A searchable, downloadable PDF of the original review appears below. David Jennings is a lawyer in Vancouver and an elder at Fairview Presbyterian Church there.

The Culture of Disbelief: How American Law and Politics Trivialize Religious Devotion, by Stephen L. Carter, Basic Books, 328 pp.

During the recent federal election campaign opponents of the Reform Party openly questioned Preston Manning’s ability to lead the country because he was a devout Christian. In an interview on CBC Prime Time Mr. Manning stated that he was a Christian but he did not think his private beliefs would affect his public actions. Reassured that a Christian would not attempt to disrupt our society, much of the Canadian public gave its vote of confidence (and its vote of frustration) to Mr. Manning and his party.
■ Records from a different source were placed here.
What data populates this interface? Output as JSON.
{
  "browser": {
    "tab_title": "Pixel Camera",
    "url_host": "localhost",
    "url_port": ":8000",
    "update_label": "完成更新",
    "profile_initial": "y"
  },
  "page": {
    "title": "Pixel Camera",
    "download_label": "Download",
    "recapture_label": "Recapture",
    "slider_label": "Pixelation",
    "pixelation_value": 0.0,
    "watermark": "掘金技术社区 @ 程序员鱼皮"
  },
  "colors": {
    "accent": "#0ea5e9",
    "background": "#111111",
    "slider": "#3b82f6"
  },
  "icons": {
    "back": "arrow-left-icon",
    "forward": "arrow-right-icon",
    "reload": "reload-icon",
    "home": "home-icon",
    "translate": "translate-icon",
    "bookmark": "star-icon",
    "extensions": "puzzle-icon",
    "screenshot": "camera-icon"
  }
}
Less than a month before that interview, a book was published that denounced the manner by which the religiously faithful are trivialized in American politics and law. The book, The Culture of Disbelief: How American Law and Politics Trivialize Religious Devotion, attracted a lot of attention, including television interviews with its author, Stephen Carter, discussions in several political columns and an endorsement by President Clinton. Mr. Carter, a professor of law at Yale Law School, argues that the separation of Church and State has resulted in a “political and legal culture that pressures the religiously faithful to be other than themselves, to act publicly, and sometimes privately as well, as though their faith does not matter to them.” The separation of Church and State was never intended to yield such an absurd result, Mr. Carter argues. Instead, the separation was meant to prevent the State from neither endorsing or hindering any particular religion, and not to prevent religions from influencing the State. The role of religion and the religious faithful have an important positive role in the State as independent moral forces that resist the majoritarian values and activities of the State. The role of religion is essential to keep democracy from becoming a tyranny and to provide full debate of societal issues.
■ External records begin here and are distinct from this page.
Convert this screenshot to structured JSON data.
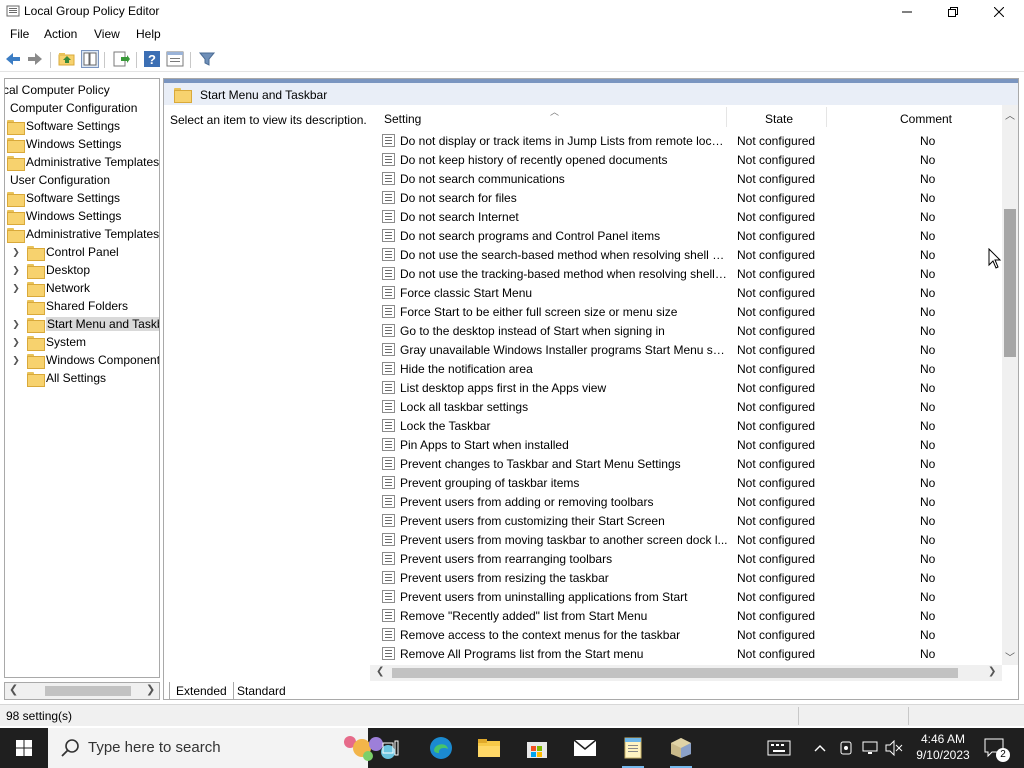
{
  "window": {
    "title": "Local Group Policy Editor",
    "controls": [
      "minimize",
      "maximize",
      "close"
    ]
  },
  "menubar": [
    "File",
    "Action",
    "View",
    "Help"
  ],
  "toolbar": {
    "icons": [
      "back-arrow-icon",
      "forward-arrow-icon",
      "up-folder-icon",
      "show-hide-tree-icon",
      "export-list-icon",
      "help-icon",
      "properties-icon",
      "filter-icon"
    ]
  },
  "tree": {
    "items": [
      {
        "label": "Local Computer Policy",
        "shown": "cal Computer Policy",
        "level": 0
      },
      {
        "label": "Computer Configuration",
        "level": 0
      },
      {
        "label": "Software Settings",
        "level": 1
      },
      {
        "label": "Windows Settings",
        "level": 1
      },
      {
        "label": "Administrative Templates",
        "level": 1
      },
      {
        "label": "User Configuration",
        "level": 0
      },
      {
        "label": "Software Settings",
        "level": 1
      },
      {
        "label": "Windows Settings",
        "level": 1
      },
      {
        "label": "Administrative Templates",
        "level": 1
      },
      {
        "label": "Control Panel",
        "level": 2,
        "expander": true
      },
      {
        "label": "Desktop",
        "level": 2,
        "expander": true
      },
      {
        "label": "Network",
        "level": 2,
        "expander": true
      },
      {
        "label": "Shared Folders",
        "level": 2,
        "expander": false
      },
      {
        "label": "Start Menu and Taskbar",
        "level": 2,
        "expander": true,
        "selected": true
      },
      {
        "label": "System",
        "level": 2,
        "expander": true
      },
      {
        "label": "Windows Components",
        "level": 2,
        "expander": true
      },
      {
        "label": "All Settings",
        "level": 2,
        "expander": false,
        "special": true
      }
    ]
  },
  "detail": {
    "header": "Start Menu and Taskbar",
    "description": "Select an item to view its description."
  },
  "columns": {
    "setting": "Setting",
    "state": "State",
    "comment": "Comment"
  },
  "rows": [
    {
      "setting": "Do not display or track items in Jump Lists from remote loca...",
      "state": "Not configured",
      "comment": "No"
    },
    {
      "setting": "Do not keep history of recently opened documents",
      "state": "Not configured",
      "comment": "No"
    },
    {
      "setting": "Do not search communications",
      "state": "Not configured",
      "comment": "No"
    },
    {
      "setting": "Do not search for files",
      "state": "Not configured",
      "comment": "No"
    },
    {
      "setting": "Do not search Internet",
      "state": "Not configured",
      "comment": "No"
    },
    {
      "setting": "Do not search programs and Control Panel items",
      "state": "Not configured",
      "comment": "No"
    },
    {
      "setting": "Do not use the search-based method when resolving shell s...",
      "state": "Not configured",
      "comment": "No"
    },
    {
      "setting": "Do not use the tracking-based method when resolving shell ...",
      "state": "Not configured",
      "comment": "No"
    },
    {
      "setting": "Force classic Start Menu",
      "state": "Not configured",
      "comment": "No"
    },
    {
      "setting": "Force Start to be either full screen size or menu size",
      "state": "Not configured",
      "comment": "No"
    },
    {
      "setting": "Go to the desktop instead of Start when signing in",
      "state": "Not configured",
      "comment": "No"
    },
    {
      "setting": "Gray unavailable Windows Installer programs Start Menu sh...",
      "state": "Not configured",
      "comment": "No"
    },
    {
      "setting": "Hide the notification area",
      "state": "Not configured",
      "comment": "No"
    },
    {
      "setting": "List desktop apps first in the Apps view",
      "state": "Not configured",
      "comment": "No"
    },
    {
      "setting": "Lock all taskbar settings",
      "state": "Not configured",
      "comment": "No"
    },
    {
      "setting": "Lock the Taskbar",
      "state": "Not configured",
      "comment": "No"
    },
    {
      "setting": "Pin Apps to Start when installed",
      "state": "Not configured",
      "comment": "No"
    },
    {
      "setting": "Prevent changes to Taskbar and Start Menu Settings",
      "state": "Not configured",
      "comment": "No"
    },
    {
      "setting": "Prevent grouping of taskbar items",
      "state": "Not configured",
      "comment": "No"
    },
    {
      "setting": "Prevent users from adding or removing toolbars",
      "state": "Not configured",
      "comment": "No"
    },
    {
      "setting": "Prevent users from customizing their Start Screen",
      "state": "Not configured",
      "comment": "No"
    },
    {
      "setting": "Prevent users from moving taskbar to another screen dock l...",
      "state": "Not configured",
      "comment": "No"
    },
    {
      "setting": "Prevent users from rearranging toolbars",
      "state": "Not configured",
      "comment": "No"
    },
    {
      "setting": "Prevent users from resizing the taskbar",
      "state": "Not configured",
      "comment": "No"
    },
    {
      "setting": "Prevent users from uninstalling applications from Start",
      "state": "Not configured",
      "comment": "No"
    },
    {
      "setting": "Remove \"Recently added\" list from Start Menu",
      "state": "Not configured",
      "comment": "No"
    },
    {
      "setting": "Remove access to the context menus for the taskbar",
      "state": "Not configured",
      "comment": "No"
    },
    {
      "setting": "Remove All Programs list from the Start menu",
      "state": "Not configured",
      "comment": "No"
    }
  ],
  "tabs": [
    "Extended",
    "Standard"
  ],
  "active_tab": "Extended",
  "status": "98 setting(s)",
  "taskbar": {
    "search_placeholder": "Type here to search",
    "time": "4:46 AM",
    "date": "9/10/2023",
    "notification_count": "2",
    "pinned": [
      "task-view-icon",
      "edge-icon",
      "file-explorer-icon",
      "store-icon",
      "mail-icon",
      "notepad-icon",
      "package-icon"
    ]
  },
  "colors": {
    "header_band": "#e9eef7",
    "header_border": "#7a95c0",
    "taskbar": "#1f1f1f",
    "selection": "#d9d9d9"
  }
}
Alexis de Tocqueville held the same views almost two centuries earlier when he wrote Democracy in America and for the past two hundred years religions have been greatly involved in the politics and law of the United States. Carter refers to the nineteenth-century abolitionist movement and the twentieth-century civil rights movement as being examples of religion’s positive influence on political and legal issues. So when was religion’s role in the State rejected? Carter argues convincingly that the U.S. Supreme Court’s decision Roe v. Wade in 1973 created the present isolation of religion from the State. The liberal establishment, which had relied on the role of religion during the civil rights and anti-war movements rejected religion’s role in the pro-life movement. Since that time, the role of religion in the State has increasingly been viewed as the imposition of intolerant beliefs on a pluralistic society.

Carter discusses several issues such as abortion, euthanasia, punishment, blood transfusions, teaching of creationism in public schools and education vouchers to reinforce his view that modem politics and law treat “religious beliefs as arbitrary and unimportant” and expects religion to be nothing more than a “quietly irrelevant moralizer, never heard, rarely seen.” Modem society hides behind a mask of “neutrality” and “tolerance” to ignore, ridicule and debase religious beliefs. Carter calls for a new spirit of public debate that does not require religious citizens to hide their religious convictions behind secular statements. Instead, society should treat religion with the same respect it treats other dissenting voices. Carter also calls on religious citizens to stop acting as if their beliefs were mere passing whims “rather than the fundaments upon which the devout build their lives.”

It is the last point that I believe is particularly relevant to all Canadian citizens – including Mr. Manning – who are professing Christians. Mr. Carter’s book assumes that there are religious people who are trying to be involved in the State and are not afraid to contribute their religious beliefs to public debate. In the United States there is ample evidence to support Mr. Carter’s assumption. But in Canada, the voices of religious citizens are noticeably absent in public debate. Until Christians start speaking in the public square, they cannot criticize anyone for not listening. John Calvin never shied from being involved in politics and making his religious views part of the public debate. The Presbyterian Church in Canada holds a similar position. The “Declaration of Faith Concerning Church and Nation” adopted by the General Assembly in 1954 states that “no citizen is… relieved of his constant responsibility to work for the remedy of any unjust statute, or iniquitous assessment, or violation of conscience.”

Perhaps this fine book of Mr. Carter’s will encourage more Canadian Christians to accept that such a responsibility requires more than visiting a ballot box every four years.